Open the website from one explicit deepfake generator and you'll be presented with a menu of horrors. With just a few clicks, it offers you the ability to turn a single photo into an explicit eight-second video clip, placing women in realistic-looking graphic sexual situations. “Transform any photo into a nude version with our advanced AI technology,” the website says.
The possibilities for possible abuse are extensive. Among the 65 video templates on the website are a series of undressing videos in which the featured women will remove clothing, but there are also explicit video scenes called 'fuck machine deepthroat' and several 'cum' videos. Each video costs a small fee to generate; adding AI-generated audio costs more.
The website, which WIRED is not naming to limit further exposure, includes warnings that people should only upload photos that they have permission to transform with AI. It is unclear whether there are controls to enforce this.
Grok, the chatbot created by Elon Musk's companies, has been used to create thousands of non-consensual bikini images for the purpose of “undressing” or “nudifying” – further industrializing and normalizing the process of digital sexual harassment. But it is only the most visible – and far from the most explicit. For years, a deepfake ecosystem consisting of dozens of websites, bots, and apps has grown, making it easier than ever before to automate image-based sexual abuse, including the creation of child sexual abuse material (CSAM). This “nudification” ecosystem, and the harm it causes to women and girls, is probably more advanced than many people understand.
“It's no longer a very rough synthetic strip,” says Henry Ajder, a deepfake expert who has been monitoring the technology for more than half a decade. “We are talking about a much higher degree of realism of what is actually generated, but also a much wider range of functionality.” Combined, the services likely generate millions of dollars per year. “It's a societal scourge, and it's one of the worst and darkest parts of this AI revolution and the synthetic media revolution that we're seeing,” he says.

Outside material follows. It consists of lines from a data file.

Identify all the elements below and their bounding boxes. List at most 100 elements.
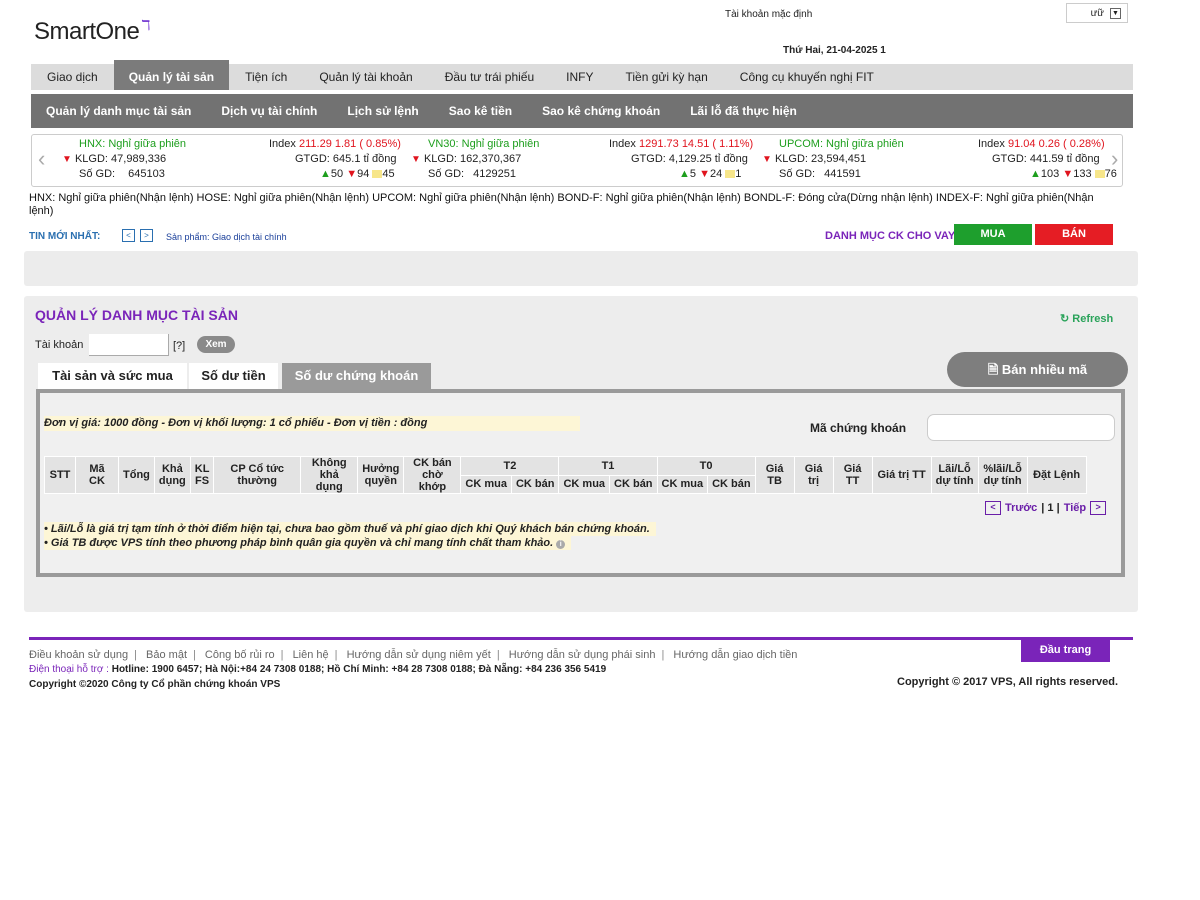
- unit-note: Đơn vị giá: 1000 đồng - Đơn vị khối lượn…: [44, 416, 580, 431]
- nav-quan-ly-tai-khoan[interactable]: Quản lý tài khoản: [303, 64, 428, 90]
- unchanged-count: 45: [382, 168, 395, 180]
- account-label: Tài khoản: [35, 339, 84, 351]
- language-select[interactable]: ưữ ▼: [1066, 3, 1128, 23]
- footer-divider: [29, 637, 1133, 640]
- help-link[interactable]: [?]: [173, 340, 185, 352]
- col-kl-fs: KL FS: [189, 456, 215, 494]
- col-t2: T2: [460, 456, 560, 476]
- sub-nav: Quản lý danh mục tài sản Dịch vụ tài chí…: [31, 94, 1133, 128]
- footer-link-terms[interactable]: Điều khoản sử dụng: [29, 649, 128, 661]
- col-stt: STT: [44, 456, 76, 494]
- col-t0-ck-mua: CK mua: [656, 474, 709, 494]
- sogd-value: 4129251: [473, 168, 516, 180]
- footer-link-guide-money[interactable]: Hướng dẫn giao dịch tiền: [673, 649, 797, 661]
- klgd-label: KLGD:: [74, 153, 108, 165]
- prev-page-icon[interactable]: <: [985, 501, 1001, 515]
- tab-assets-buying-power[interactable]: Tài sản và sức mua: [38, 363, 187, 389]
- ticker-vn30[interactable]: VN30: Nghỉ giữa phiên Index 1291.73 14.5…: [411, 137, 760, 183]
- index-value: 91.04: [1007, 138, 1036, 150]
- col-t0: T0: [656, 456, 756, 476]
- down-count: 24: [709, 168, 723, 180]
- footer-link-guide-listed[interactable]: Hướng dẫn sử dụng niêm yết: [347, 649, 491, 661]
- ticker-upcom[interactable]: UPCOM: Nghỉ giữa phiên Index 91.04 0.26 …: [762, 137, 1117, 183]
- sell-multiple-label: Bán nhiều mã: [1001, 362, 1088, 377]
- securities-table: STT Mã CK Tổng Khả dụng KL FS CP Cổ tức …: [44, 456, 1087, 494]
- col-pct-lai-lo: %lãi/Lỗ dự tính: [977, 456, 1028, 494]
- nav-dau-tu-trai-phieu[interactable]: Đầu tư trái phiếu: [429, 64, 550, 90]
- col-t0-ck-ban: CK bán: [707, 474, 756, 494]
- subnav-sao-ke-tien[interactable]: Sao kê tiền: [434, 94, 527, 128]
- subnav-sao-ke-chung-khoan[interactable]: Sao kê chứng khoán: [527, 94, 675, 128]
- gtgd-value: 4,129.25 tỉ đồng: [668, 153, 748, 165]
- sell-multiple-button[interactable]: 🗎 Bán nhiều mã: [947, 352, 1128, 387]
- subnav-quan-ly-danh-muc[interactable]: Quản lý danh mục tài sản: [31, 94, 206, 128]
- up-triangle-icon: ▲: [320, 168, 331, 180]
- nav-giao-dich[interactable]: Giao dịch: [31, 64, 114, 90]
- gtgd-label: GTGD:: [631, 153, 666, 165]
- index-value: 1291.73: [638, 138, 679, 150]
- unchanged-count: 76: [1104, 168, 1117, 180]
- ticker-name: VN30: Nghỉ giữa phiên: [428, 138, 540, 150]
- down-count: 94: [357, 168, 370, 180]
- footer-link-risk[interactable]: Công bố rủi ro: [205, 649, 275, 661]
- up-triangle-icon: ▲: [1030, 168, 1041, 180]
- note-profit-loss: • Lãi/Lỗ là giá trị tạm tính ở thời điểm…: [44, 522, 656, 536]
- footer-link-privacy[interactable]: Bảo mật: [146, 649, 187, 661]
- default-account-label: Tài khoản mặc định: [725, 9, 813, 20]
- pagination: < Trước | 1 | Tiếp >: [985, 501, 1107, 515]
- sell-button[interactable]: BÁN: [1035, 224, 1113, 245]
- up-count: 5: [689, 168, 697, 180]
- nav-quan-ly-tai-san[interactable]: Quản lý tài sản: [113, 60, 230, 90]
- stock-code-input[interactable]: [927, 414, 1115, 441]
- ticker-name: HNX: Nghỉ giữa phiên: [79, 138, 187, 150]
- sogd-value: 645103: [128, 168, 165, 180]
- subnav-dich-vu-tai-chinh[interactable]: Dịch vụ tài chính: [206, 94, 332, 128]
- refresh-button[interactable]: ↻ Refresh: [1060, 312, 1113, 325]
- back-to-top-button[interactable]: Đầu trang: [1021, 640, 1110, 662]
- klgd-value: 23,594,451: [811, 153, 867, 165]
- news-prev-button[interactable]: <: [122, 229, 135, 242]
- news-headline-link[interactable]: Sản phẩm: Giao dịch tài chính: [166, 232, 287, 242]
- nav-infy[interactable]: INFY: [550, 64, 609, 90]
- klgd-value: 162,370,367: [460, 153, 522, 165]
- ticker-hnx[interactable]: HNX: Nghỉ giữa phiên Index 211.29 1.81 (…: [62, 137, 406, 183]
- date-text: Thứ Hai, 21-04-2025 1: [783, 45, 886, 56]
- language-value: ưữ: [1090, 7, 1104, 19]
- view-button[interactable]: Xem: [197, 336, 235, 353]
- col-gia-tri-tt: Giá trị TT: [871, 456, 932, 494]
- unchanged-icon: [1094, 170, 1105, 179]
- subnav-lai-lo[interactable]: Lãi lỗ đã thực hiện: [675, 94, 812, 128]
- nav-cong-cu-fit[interactable]: Công cụ khuyến nghị FIT: [724, 64, 890, 90]
- gtgd-value: 441.59 tỉ đồng: [1029, 153, 1100, 165]
- support-phone-label: Điện thoại hỗ trợ :: [29, 664, 109, 675]
- latest-news-label: TIN MỚI NHẤT:: [29, 231, 101, 242]
- index-change: 14.51 ( 1.11%): [681, 138, 754, 150]
- tab-cash-balance[interactable]: Số dư tiền: [189, 363, 278, 389]
- nav-tien-ich[interactable]: Tiện ích: [229, 64, 303, 90]
- loan-list-link[interactable]: DANH MỤC CK CHO VAY: [825, 230, 955, 242]
- info-icon[interactable]: i: [556, 540, 566, 549]
- down-count: 133: [1073, 168, 1092, 180]
- col-t1-ck-mua: CK mua: [558, 474, 611, 494]
- footer-link-contact[interactable]: Liên hệ: [293, 649, 329, 661]
- logo-mark-icon: ℸ: [141, 17, 150, 33]
- tab-securities-balance[interactable]: Số dư chứng khoán: [282, 363, 431, 389]
- buy-button[interactable]: MUA: [954, 224, 1032, 245]
- index-label: Index: [269, 138, 296, 150]
- nav-tien-gui-ky-han[interactable]: Tiền gửi kỳ hạn: [609, 64, 723, 90]
- klgd-label: KLGD:: [423, 153, 457, 165]
- market-status-line: HNX: Nghỉ giữa phiên(Nhận lệnh) HOSE: Ng…: [29, 192, 1094, 217]
- prev-page-link[interactable]: Trước: [1005, 502, 1037, 514]
- news-next-button[interactable]: >: [140, 229, 153, 242]
- subnav-lich-su-lenh[interactable]: Lịch sử lệnh: [332, 94, 433, 128]
- next-page-link[interactable]: Tiếp: [1064, 502, 1086, 514]
- footer-link-guide-derivatives[interactable]: Hướng dẫn sử dụng phái sinh: [509, 649, 656, 661]
- ticker-name: UPCOM: Nghỉ giữa phiên: [779, 138, 904, 150]
- logo[interactable]: SmartOne ℸ: [34, 17, 150, 46]
- next-page-icon[interactable]: >: [1090, 501, 1107, 515]
- ticker-prev-icon[interactable]: ‹: [38, 148, 45, 170]
- col-gia-tri: Giá trị: [793, 456, 834, 494]
- panel-title: QUẢN LÝ DANH MỤC TÀI SẢN: [35, 307, 238, 323]
- account-input[interactable]: [89, 334, 169, 356]
- down-arrow-icon: ▼: [762, 154, 772, 165]
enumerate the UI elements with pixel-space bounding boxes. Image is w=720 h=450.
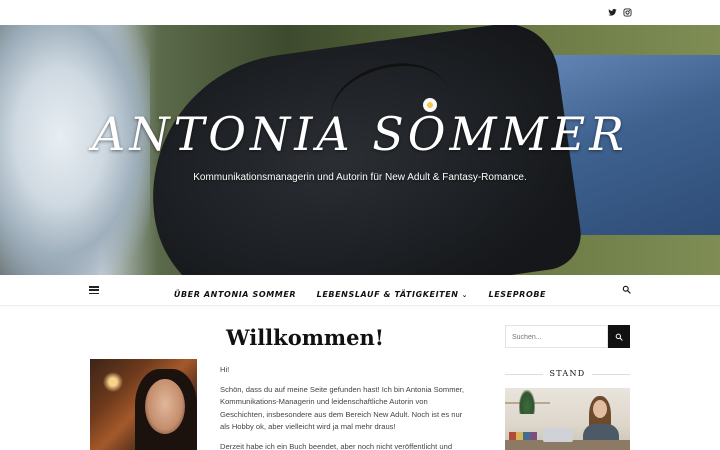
search-icon <box>615 333 623 341</box>
site-title[interactable]: ANTONIA SOMMER <box>0 107 720 161</box>
site-tagline: Kommunikationsmanagerin und Autorin für … <box>193 172 527 183</box>
author-portrait <box>90 359 197 450</box>
stand-widget-image <box>505 388 630 450</box>
top-bar <box>0 0 720 25</box>
instagram-icon[interactable] <box>622 7 632 17</box>
nav-item-ueber[interactable]: ÜBER ANTONIA SOMMER <box>174 290 296 299</box>
search-input[interactable] <box>506 327 607 348</box>
hero-header: ANTONIA SOMMER Kommunikationsmanagerin u… <box>0 25 720 275</box>
nav-menu: ÜBER ANTONIA SOMMER LEBENSLAUF & TÄTIGKE… <box>0 284 720 302</box>
greeting-paragraph: Hi! <box>220 365 230 374</box>
chevron-down-icon: ⌄ <box>461 291 469 299</box>
page-title: Willkommen! <box>226 325 384 350</box>
nav-item-lebenslauf[interactable]: LEBENSLAUF & TÄTIGKEITEN ⌄ <box>317 290 468 299</box>
twitter-icon[interactable] <box>607 7 617 17</box>
search-icon[interactable] <box>622 285 631 294</box>
status-paragraph: Derzeit habe ich ein Buch beendet, aber … <box>220 441 453 450</box>
article-body: Hi! Schön, dass du auf meine Seite gefun… <box>220 364 470 450</box>
intro-paragraph: Schön, dass du auf meine Seite gefunden … <box>220 384 465 432</box>
main-navigation: ÜBER ANTONIA SOMMER LEBENSLAUF & TÄTIGKE… <box>0 275 720 306</box>
widget-title-stand: STAND <box>505 369 630 378</box>
nav-item-leseprobe[interactable]: LESEPROBE <box>489 290 547 299</box>
sidebar-search-field[interactable] <box>505 325 608 348</box>
search-button[interactable] <box>608 325 630 348</box>
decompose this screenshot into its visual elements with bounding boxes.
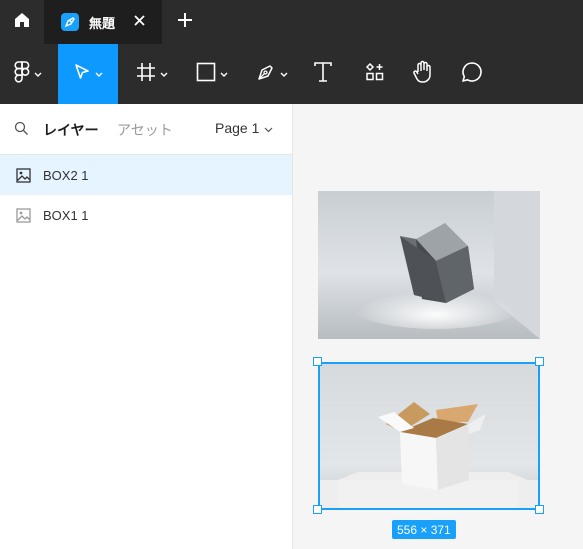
hand-icon	[412, 60, 434, 89]
pointer-arrow-icon	[73, 63, 91, 86]
chevron-down-icon	[280, 65, 288, 83]
hand-tool-button[interactable]	[404, 44, 442, 104]
move-tool-button[interactable]	[58, 44, 118, 104]
home-icon	[14, 12, 30, 33]
layer-row[interactable]: BOX1 1	[0, 195, 292, 235]
pen-tool-icon	[256, 62, 276, 87]
figma-file-icon	[61, 13, 79, 31]
layers-panel: レイヤー アセット Page 1 BOX2 1 BOX1 1	[0, 104, 293, 549]
selection-size-badge: 556 × 371	[392, 520, 456, 539]
tab-assets[interactable]: アセット	[117, 120, 173, 140]
page-selector[interactable]: Page 1	[215, 120, 273, 136]
figma-logo-icon	[14, 60, 30, 88]
image-layer-icon	[15, 207, 31, 223]
text-tool-button[interactable]	[304, 44, 342, 104]
selection-outline	[318, 362, 540, 510]
shape-tool-button[interactable]	[184, 44, 240, 104]
resources-button[interactable]	[356, 44, 394, 104]
home-button[interactable]	[0, 0, 44, 44]
rectangle-icon	[196, 62, 216, 87]
resources-grid-icon	[365, 62, 385, 87]
resize-handle-top-left[interactable]	[313, 357, 322, 366]
tab-active-file[interactable]: 無題	[44, 0, 162, 44]
comment-bubble-icon	[461, 61, 483, 88]
tab-title: 無題	[89, 15, 116, 31]
toolbar	[0, 44, 583, 104]
tab-bar: 無題	[0, 0, 583, 44]
comment-tool-button[interactable]	[452, 44, 492, 104]
layer-name: BOX1 1	[43, 207, 89, 223]
layer-row[interactable]: BOX2 1	[0, 155, 292, 195]
page-selector-label: Page 1	[215, 120, 260, 136]
resize-handle-bottom-right[interactable]	[535, 505, 544, 514]
panel-header: レイヤー アセット Page 1	[0, 104, 292, 155]
chevron-down-icon	[259, 120, 273, 136]
resize-handle-top-right[interactable]	[535, 357, 544, 366]
frame-tool-button[interactable]	[124, 44, 180, 104]
chevron-down-icon	[160, 65, 168, 83]
canvas[interactable]: 556 × 371	[294, 104, 583, 549]
resize-handle-bottom-left[interactable]	[313, 505, 322, 514]
layer-name: BOX2 1	[43, 167, 89, 183]
chevron-down-icon	[34, 65, 42, 83]
plus-icon	[178, 12, 192, 32]
chevron-down-icon	[95, 65, 103, 83]
canvas-image-box2[interactable]	[318, 191, 540, 339]
chevron-down-icon	[220, 65, 228, 83]
tab-layers[interactable]: レイヤー	[43, 120, 99, 140]
new-tab-button[interactable]	[174, 11, 196, 33]
close-icon	[133, 13, 145, 31]
frame-hash-icon	[136, 62, 156, 87]
search-icon[interactable]	[14, 121, 29, 141]
image-layer-icon	[15, 167, 31, 183]
main-menu-button[interactable]	[0, 44, 56, 104]
pen-tool-button[interactable]	[244, 44, 300, 104]
text-t-icon	[313, 61, 333, 88]
close-tab-button[interactable]	[132, 15, 146, 29]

Over the past year, WIRED has tracked how multiple explicit deepfake services have introduced new functionality and quickly expanded to offer malicious video creation. Image-to-video models now typically require only one photo to generate a short clip. A WIRED investigation of more than 50 “deepfake” websites, likely receiving millions of views per month, shows that almost all now offer high-quality explicit video production and often list dozens of sexual scenarios in which women can be depicted.
Meanwhile, dozens of sexual deepfake channels and bots on Telegram have regularly released new features and software updates, such as different sexual poses and positions. For example, in June last year, a deepfake service promoted a “sex mode,” advertising it alongside the message: “Try different clothes, your favorite poses, age and other settings.” Another posted that “more styles” of images and videos were coming soon and that users could “create exactly what you envision with your own descriptions” using custom prompts for AI systems.
“It's not just, 'You want to undress someone.' It's like, “Here are all these different fantasy versions of it.” It's the different poses. It is the different sexual positions,” says independent analyst Santiago Lakatos, who, together with media channel Indicator, has investigated how “nudify” services often use the infrastructure of large technology companies and are likely to make a lot of money in the process. “There are versions where you can make someone [appear] pregnant,” says Lakatos.
A WIRED assessment found that there were more than 1.4 million accounts signed up to 39 deepfake creation bots and channels on Telegram. After WIRED asked Telegram about the services, the company removed at least 32 of the deepfake tools. “Non-consensual pornography – including deepfakes and the tools used to create them – is strictly prohibited under Telegram's terms of service,” a Telegram spokesperson said, adding that the company removes content when it is detected and that it removed 44 million pieces of content that violated its policies last year.